A Sidi Bouzid, l’une des villes à l’origine de la révolution tunisienne, Paolo et Rafika ont résidé dans la »Maison des Jeunes » durant quelques jours. Ils ont rencontré Anis, un membre d’une radio local, SBZ one Radio.
Le déclenchement de la révolution
« Tout était spontané. De jour en jour, il y avait de plus en plus de confrontations avec l’Etat. Déjà en 2008 à Gafsa (date des premiers soulèvements). On ne savait pas ce qui s’y passait. Il y avait la censure, Facebook a été fermé jusqu’à la visite de Condoleezza Rice ».
Durant ces évènements, une nouvelle page Facebook a été créée pour permettre à la radio de continuer à diffuser l’information, les animateurs ayant pris des pseudos pour ne pas prendre de risque : « Beaucoup de vidéos ont été diffusées. Nous avons travaillé avec Al Jazeera. Nous avions de l’expérience, un savoir-faire. Le système Ben Ali optait pour la désinformation afin de faire peur aux gens, il y avait beaucoup de rumeurs, d’intox. Le troisième jour, il y a eu près de soixante arrestations ».
La répression s’intensifiant dans la ville, il y a eu alors un changement de stratégie assez surprenant de la part des jeunes qui affrontaient la police: « La journée on discutait avec les forces de l’ordre, on prenait un café. On parlait foot surtout. On parlait de tout sauf des affrontements.

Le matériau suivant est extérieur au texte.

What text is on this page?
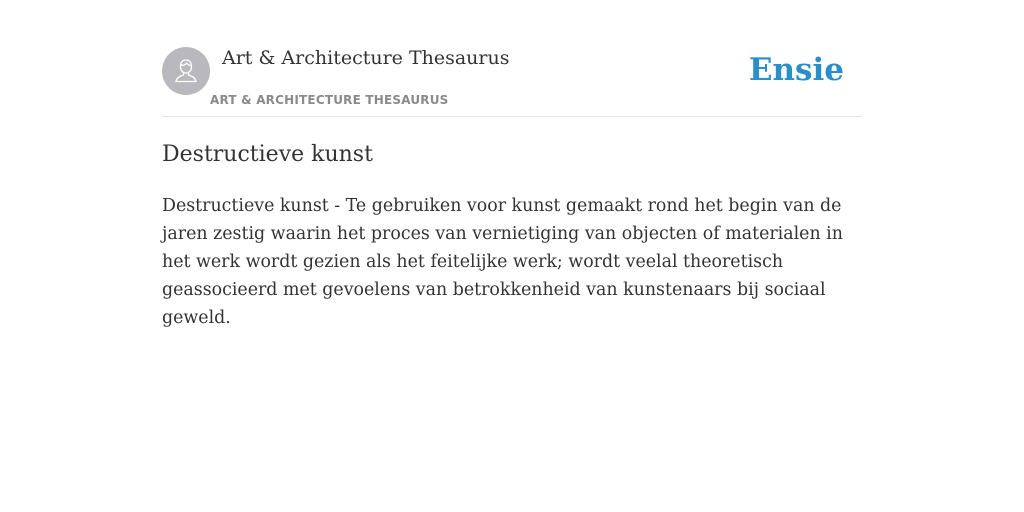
Art & Architecture Thesaurus
ART & ARCHITECTURE THESAURUS
Ensie
Destructieve kunst

Destructieve kunst - Te gebruiken voor kunst gemaakt rond het begin van de jaren zestig waarin het proces van vernietiging van objecten of materialen in het werk wordt gezien als het feitelijke werk; wordt veelal theoretisch geassocieerd met gevoelens van betrokkenheid van kunstenaars bij sociaal geweld.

A la tombée de la nuit, on brulait un pneu, c’était le signal de départ ».
Selon Anis, il n’y a plus de censure totale mais elle est toujours présente. C’est pourquoi il a décidé avec ces amis d’ouvrir leur formation en journalisme à d’autres citoyens : « Nous avons fait beaucoup de reportages. Nous avons suivi des formations de journalisme. Nous avons invité des citoyens à participer aux formations. La moitié des membres n’était pas de la radio. On a voulu ouvrir nos formations aux autres ». Plus de 40 000 personnes sont sur leur page Facebook.
Le journalisme-citoyen est devenu en Tunisie l’un des moyens presque exclusif pour garantir la liberté d’expression. La presse traditionnelle ayant été discréditée pour son soutien à l’ancien régime, y compris durant la révolution (des matchs de foot et des dessins animés y étaient diffusés en boucle !).